Quando olhei para trás ele, o rapaz estranho, estava atrás de mim.
-Eu sei que te vais arrepender de ficar aqui, mas não te quero obrigar a ir comigo... O laranjal... Ao pé do rio... Eu vou ficar à tua espera no laranjal, aquele que descobrimos durante um dos nosso treinos. Estarei lá à tua espera. Mesmo que tenha de esperar até que a guerra acabe. Estarei sempre lá.
   De novo aquele sentimento estranho preenche a minha cabeça. E ele montou um cavalo. Aproximou-se de mim. E disse um último adeus. Consegui ver as lágrimas nos olhos dele à medida que olhava para trás enquanto se afastava. Senti um aperto no meu coração.
   O som das sirenes. Estava na hora. Juntei-me aos restantes soldados. Preparei a minha arma. Esperei pelas ordens dos generais atentamente. As sirenes pararam. Um dos generais apontou com um dos seus dedos para a base inimiga. Todos marcharam para o meio do campo de batalha. Explosões. Gritos de dor. Tiros. Sangue. Queria fechar os meus olhos. Queria sair. Queria ir para um lugar seguro. Queria estar com ele. O nosso lado estava a sofrer grandes perdas. O som das sirenes voltou a tocar. Era o sinal. O sinal para todos os soldados voltarem para a base. Foi a primeira a voltar para trás. Não queria estar ali. Ainda queria viver. Queria criar uma quinta. Queria ver um futuro calmo. Será que era isso que a minha família queria ver se ainda estivesse viva? Eu a construir um futuro que me deixa orgulhosa.
   Cheguei à base. Os nossos números estavam reduzidos. E os generais discutiam entre eles.
-...Como foi possível. Com tantos soldados aqui e mesmo assim. Os restantes inimigos escaparam pelo rio. Mas mataram todos aqueles que passaram por eles, que monstros...

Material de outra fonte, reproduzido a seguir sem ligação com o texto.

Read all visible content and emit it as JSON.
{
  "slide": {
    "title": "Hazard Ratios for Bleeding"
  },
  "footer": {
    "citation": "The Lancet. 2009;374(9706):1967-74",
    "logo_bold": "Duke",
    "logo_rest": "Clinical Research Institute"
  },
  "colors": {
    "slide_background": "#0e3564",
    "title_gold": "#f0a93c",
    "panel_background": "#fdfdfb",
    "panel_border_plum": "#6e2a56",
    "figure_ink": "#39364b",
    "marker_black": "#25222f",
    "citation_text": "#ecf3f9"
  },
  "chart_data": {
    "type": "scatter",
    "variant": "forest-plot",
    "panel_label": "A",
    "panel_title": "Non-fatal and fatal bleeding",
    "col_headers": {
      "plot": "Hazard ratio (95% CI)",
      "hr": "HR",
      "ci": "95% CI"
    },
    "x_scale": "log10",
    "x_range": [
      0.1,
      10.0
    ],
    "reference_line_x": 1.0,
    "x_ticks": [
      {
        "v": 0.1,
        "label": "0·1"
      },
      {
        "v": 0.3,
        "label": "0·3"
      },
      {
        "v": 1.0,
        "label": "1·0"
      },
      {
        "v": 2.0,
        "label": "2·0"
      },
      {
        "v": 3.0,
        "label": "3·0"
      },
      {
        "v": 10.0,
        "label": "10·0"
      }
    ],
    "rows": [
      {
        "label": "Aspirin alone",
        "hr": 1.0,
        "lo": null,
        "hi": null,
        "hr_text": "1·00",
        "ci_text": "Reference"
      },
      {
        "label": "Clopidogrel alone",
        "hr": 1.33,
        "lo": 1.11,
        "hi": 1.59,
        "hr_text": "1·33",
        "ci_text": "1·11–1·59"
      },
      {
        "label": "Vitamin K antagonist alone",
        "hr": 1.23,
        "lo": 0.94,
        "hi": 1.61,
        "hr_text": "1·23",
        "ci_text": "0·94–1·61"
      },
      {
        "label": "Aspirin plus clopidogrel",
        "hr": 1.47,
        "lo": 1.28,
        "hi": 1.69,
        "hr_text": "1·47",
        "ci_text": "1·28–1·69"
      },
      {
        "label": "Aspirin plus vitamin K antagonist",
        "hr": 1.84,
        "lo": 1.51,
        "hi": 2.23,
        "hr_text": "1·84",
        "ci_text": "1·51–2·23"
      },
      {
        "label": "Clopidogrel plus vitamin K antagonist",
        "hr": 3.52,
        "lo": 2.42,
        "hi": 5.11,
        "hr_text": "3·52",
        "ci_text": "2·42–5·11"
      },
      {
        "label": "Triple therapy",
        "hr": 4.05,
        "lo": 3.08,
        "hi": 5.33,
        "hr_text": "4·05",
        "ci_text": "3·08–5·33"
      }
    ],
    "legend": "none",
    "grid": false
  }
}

   Deixei cair a minha arma. O rapaz estranho estava no laranjal. Será que ele foi... Não, não podia ser verdade. As minhas pernas começaram a correr sozinhas. A minha cara estava coberta de lágrimas. O meu coração batia fortemente com medo. Corri. Corri. Corri, até que chegue. Estava tudo destruído. As plantas no chão foram destruídas pelos cavalos. Os ramos das árvores, latidos pelos soldados. Sangue. O chão estava coberto de sangue. Corri até aquela poça enorme de sangue. O rapaz... estranho estava deitado, encostado a uma laranjeira com uma ferida na barriga. Não me consegui mexer. O medo paralisou-me.
-Desculpa, parece que não vou conseguir fazer aquilo que prometi.
Abracei-o. Não havia nada que pudesse fazer. O corpo dele estava demasiado frio. Era impossível salvá-lo. Senti que tudo o que tinha feito até agora foi inútil. Estava a cometer o mesmo erro do passado. Não o queria largar. Se o fizesse, podia nunca mais o ver.
- Não. Eu é que estava perdida na minha vingança. Eu é que não me apercebi de que, o que eu estava a fazer era algo egoísta e sem sentido. Desculpa por te fazer sofrer. Desculpa.
Comecei a chorar, nos braços dele. Enquanto ele mexia no meu cabelo.
- Não faz mal. Fui eu quem fez a escolha de esperar por ti. E não me arrependo. Esperava por ti novamente. Mas quero que prometas uma coisa antes que eu desapareça. Sê feliz por mim e por ti. Não quero que sofras. Quero que...
O coração dele... Deixou de bater. Parei de o sentir. Ele partiu sem mim deixou-me sozinha. Mas agora eu tenho um novo objetivo. Desta vez vou levá-lo até ao fim. Não quero desonrar a nossa promessa.
Limpei as minhas lágrimas. Enterrei o corpo. E parti para a minha nova vida. Uma vida com propósito, livre de vingança e preenchida com alegria.